Many have not sang Negaraku with such zeal and passion for a long time.
When this 1% of the population return home to their workplaces or schools, their stories are bound to have an impact on many more within their circle of influence.
One can expect that now, this 1% of the population are politically awakened and inspired.
After all, they went to the largest pilgrimage for democracy in our history.
They will now question the institutions, the media, the political parties and generally the status quo. They will not take things for granted any more.
There is another aspect of the rally that is yet to be discussed by others: the presence of the very young.
Many senior citizens turned up at the rally for the first time in their lives, including a 90 year-old former Prime Minister.
But the presence of what I called “the very young” was not obvious in the past BERSIH rallies was quite visible at BERSIH 4. I saw many faces whom I feel were probably around 15 years old to 18 years old, especially on the afternoon of Sunday, 30th August.
I was 21 in 1998. The rally on 20th September, 1998 prompted me to get actively involved in politics at a young age.
Last Sunday, those who were born around the year 2000 were there as active participants. Post BERSIH 4, every existing organisation, party and institution -DAP included- has to learn to listen and talk to the 15 year-olds and their generation.
Bear this in mind: if the general election is held in 2018, someone who was born when the last economic crisis hit in 1997 would be eligible to vote.'

I think his opinion is well balanced and objective, but of course, he cannot please everyone.

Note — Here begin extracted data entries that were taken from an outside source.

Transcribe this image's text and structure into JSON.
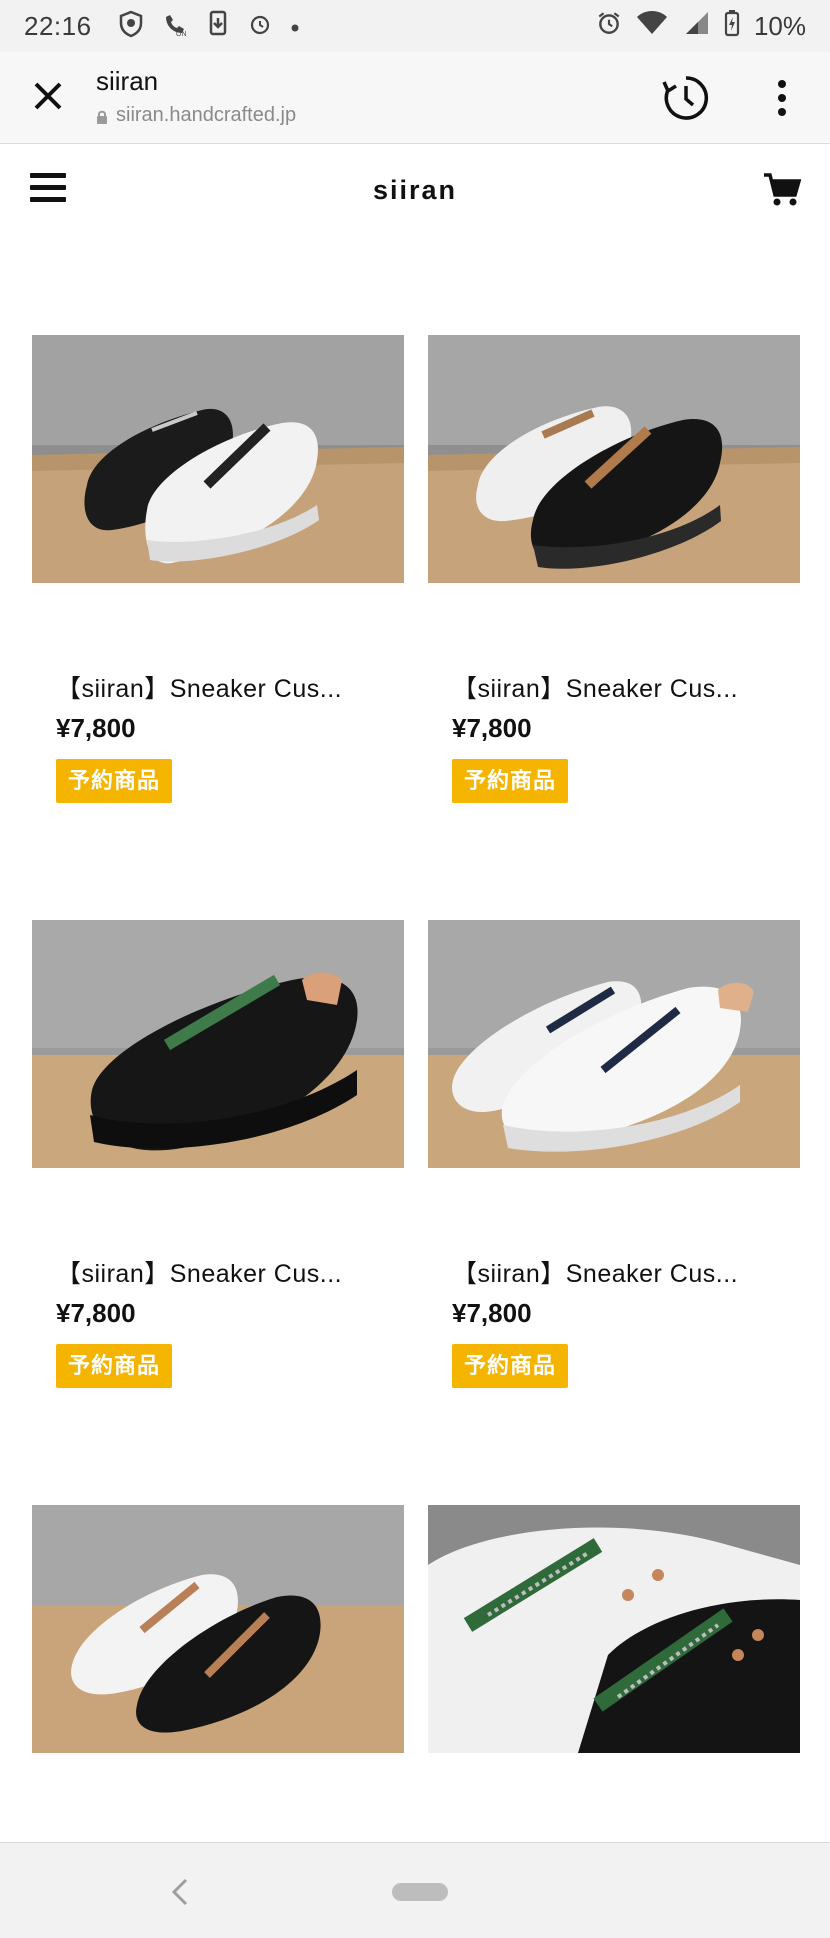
{
  "status_bar": {
    "time": "22:16",
    "battery": "10%",
    "icons_left": [
      "shield-icon",
      "call-on-icon",
      "download-icon",
      "alarm-icon",
      "dot-icon"
    ],
    "icons_right": [
      "alarm-icon",
      "wifi-icon",
      "signal-icon",
      "battery-icon"
    ]
  },
  "browser": {
    "title": "siiran",
    "url": "siiran.handcrafted.jp"
  },
  "site": {
    "brand": "siiran"
  },
  "products": [
    {
      "name": "【siiran】Sneaker Cus...",
      "price": "¥7,800",
      "badge": "予約商品",
      "image": "black-and-white-zip-sneakers-pair"
    },
    {
      "name": "【siiran】Sneaker Cus...",
      "price": "¥7,800",
      "badge": "予約商品",
      "image": "white-and-black-zip-sneakers-pair"
    },
    {
      "name": "【siiran】Sneaker Cus...",
      "price": "¥7,800",
      "badge": "予約商品",
      "image": "black-sneaker-green-zip"
    },
    {
      "name": "【siiran】Sneaker Cus...",
      "price": "¥7,800",
      "badge": "予約商品",
      "image": "white-sneakers-navy-zip"
    },
    {
      "image": "white-and-black-sneakers-tan-zip"
    },
    {
      "image": "zip-detail-closeup"
    }
  ],
  "colors": {
    "badge": "#f5b400",
    "wood": "#c9a57a",
    "wall": "#9a9a9a"
  }
}
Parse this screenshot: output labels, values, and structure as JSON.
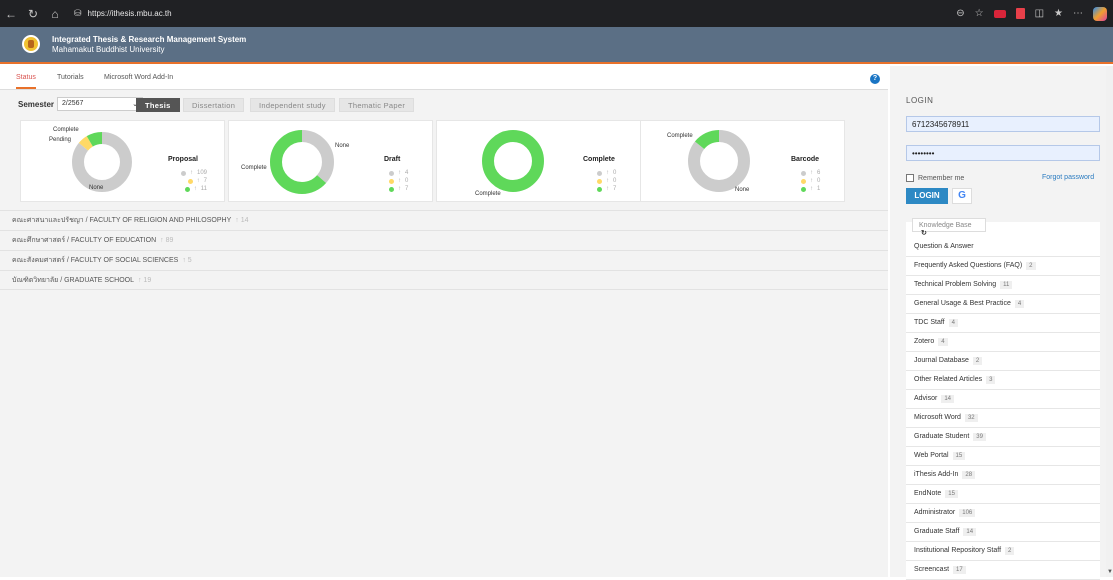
{
  "browser": {
    "url": "https://ithesis.mbu.ac.th",
    "back_icon": "back-arrow-icon",
    "refresh_icon": "refresh-icon",
    "home_icon": "home-icon"
  },
  "header": {
    "title": "Integrated Thesis & Research Management System",
    "subtitle": "Mahamakut Buddhist University"
  },
  "tabs": [
    {
      "label": "Status",
      "active": true
    },
    {
      "label": "Tutorials",
      "active": false
    },
    {
      "label": "Microsoft Word Add-In",
      "active": false
    }
  ],
  "semester": {
    "label": "Semester",
    "value": "2/2567"
  },
  "types": [
    {
      "label": "Thesis",
      "active": true
    },
    {
      "label": "Dissertation",
      "active": false
    },
    {
      "label": "Independent study",
      "active": false
    },
    {
      "label": "Thematic Paper",
      "active": false
    }
  ],
  "colors": {
    "none": "#cccccc",
    "pending": "#ffd966",
    "complete": "#5fd85a",
    "accent": "#e8712a",
    "header": "#5b6f85"
  },
  "chart_data": [
    {
      "type": "pie",
      "title": "Proposal",
      "categories": [
        "None",
        "Pending",
        "Complete"
      ],
      "values": [
        109,
        7,
        11
      ],
      "legend_symbols": [
        "↑",
        "↑",
        "↑"
      ]
    },
    {
      "type": "pie",
      "title": "Draft",
      "categories": [
        "None",
        "Pending",
        "Complete"
      ],
      "values": [
        4,
        0,
        7
      ]
    },
    {
      "type": "pie",
      "title": "Complete",
      "categories": [
        "None",
        "Pending",
        "Complete"
      ],
      "values": [
        0,
        0,
        7
      ]
    },
    {
      "type": "pie",
      "title": "Barcode",
      "categories": [
        "None",
        "Pending",
        "Complete"
      ],
      "values": [
        6,
        0,
        1
      ]
    }
  ],
  "legend_prefix": "↑",
  "slice_labels": {
    "none": "None",
    "pending": "Pending",
    "complete": "Complete"
  },
  "faculties": [
    {
      "name": "คณะศาสนาและปรัชญา / FACULTY OF RELIGION AND PHILOSOPHY",
      "count": "↑ 14"
    },
    {
      "name": "คณะศึกษาศาสตร์ / FACULTY OF EDUCATION",
      "count": "↑ 89"
    },
    {
      "name": "คณะสังคมศาสตร์ / FACULTY OF SOCIAL SCIENCES",
      "count": "↑ 5"
    },
    {
      "name": "บัณฑิตวิทยาลัย / GRADUATE SCHOOL",
      "count": "↑ 19"
    }
  ],
  "login": {
    "title": "LOGIN",
    "username": "6712345678911",
    "password": "••••••••",
    "remember": "Remember me",
    "forgot": "Forgot password",
    "button": "LOGIN",
    "google": "G"
  },
  "kb": {
    "title": "Knowledge Base",
    "items": [
      {
        "label": "Question & Answer",
        "count": ""
      },
      {
        "label": "Frequently Asked Questions (FAQ)",
        "count": "2"
      },
      {
        "label": "Technical Problem Solving",
        "count": "11"
      },
      {
        "label": "General Usage & Best Practice",
        "count": "4"
      },
      {
        "label": "TDC Staff",
        "count": "4"
      },
      {
        "label": "Zotero",
        "count": "4"
      },
      {
        "label": "Journal Database",
        "count": "2"
      },
      {
        "label": "Other Related Articles",
        "count": "3"
      },
      {
        "label": "Advisor",
        "count": "14"
      },
      {
        "label": "Microsoft Word",
        "count": "32"
      },
      {
        "label": "Graduate Student",
        "count": "39"
      },
      {
        "label": "Web Portal",
        "count": "15"
      },
      {
        "label": "iThesis Add-In",
        "count": "28"
      },
      {
        "label": "EndNote",
        "count": "15"
      },
      {
        "label": "Administrator",
        "count": "106"
      },
      {
        "label": "Graduate Staff",
        "count": "14"
      },
      {
        "label": "Institutional Repository Staff",
        "count": "2"
      },
      {
        "label": "Screencast",
        "count": "17"
      }
    ]
  }
}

I am surprised someone took offence to this:

'For those such as Prime Minister Datuk Seri Najib Razak, who is foolish enough to argue that non-participation at the rally means support for the Najib Government, they just have to look at the results of the 2008 general election.'

Michell Nguai: 'First thing first, you as a politician, should have used a better word rather than disrespectful "foolish" to describe what the PM had said...'

Basically, according to YB's estimate of 300,000 participants, it represented 1% of our present population of 30 million; or more than 2% of our voting population of about 14 million. To dismiss this with a much lower turnover, our PM is not only foolish, he can ignore it at his own peril. Many were proud to have participated, or at least to have someone who had participated. So it is safe to say that the turnout represents only the tip of the iceberg. Many participated despite the risks involved, since the rally was declared illegal. As to the comparatively lesser Malay participation, it could be due to the fact that many are civil servants, government pensioners, scholarship holders, students of higher institutions of learning and so on.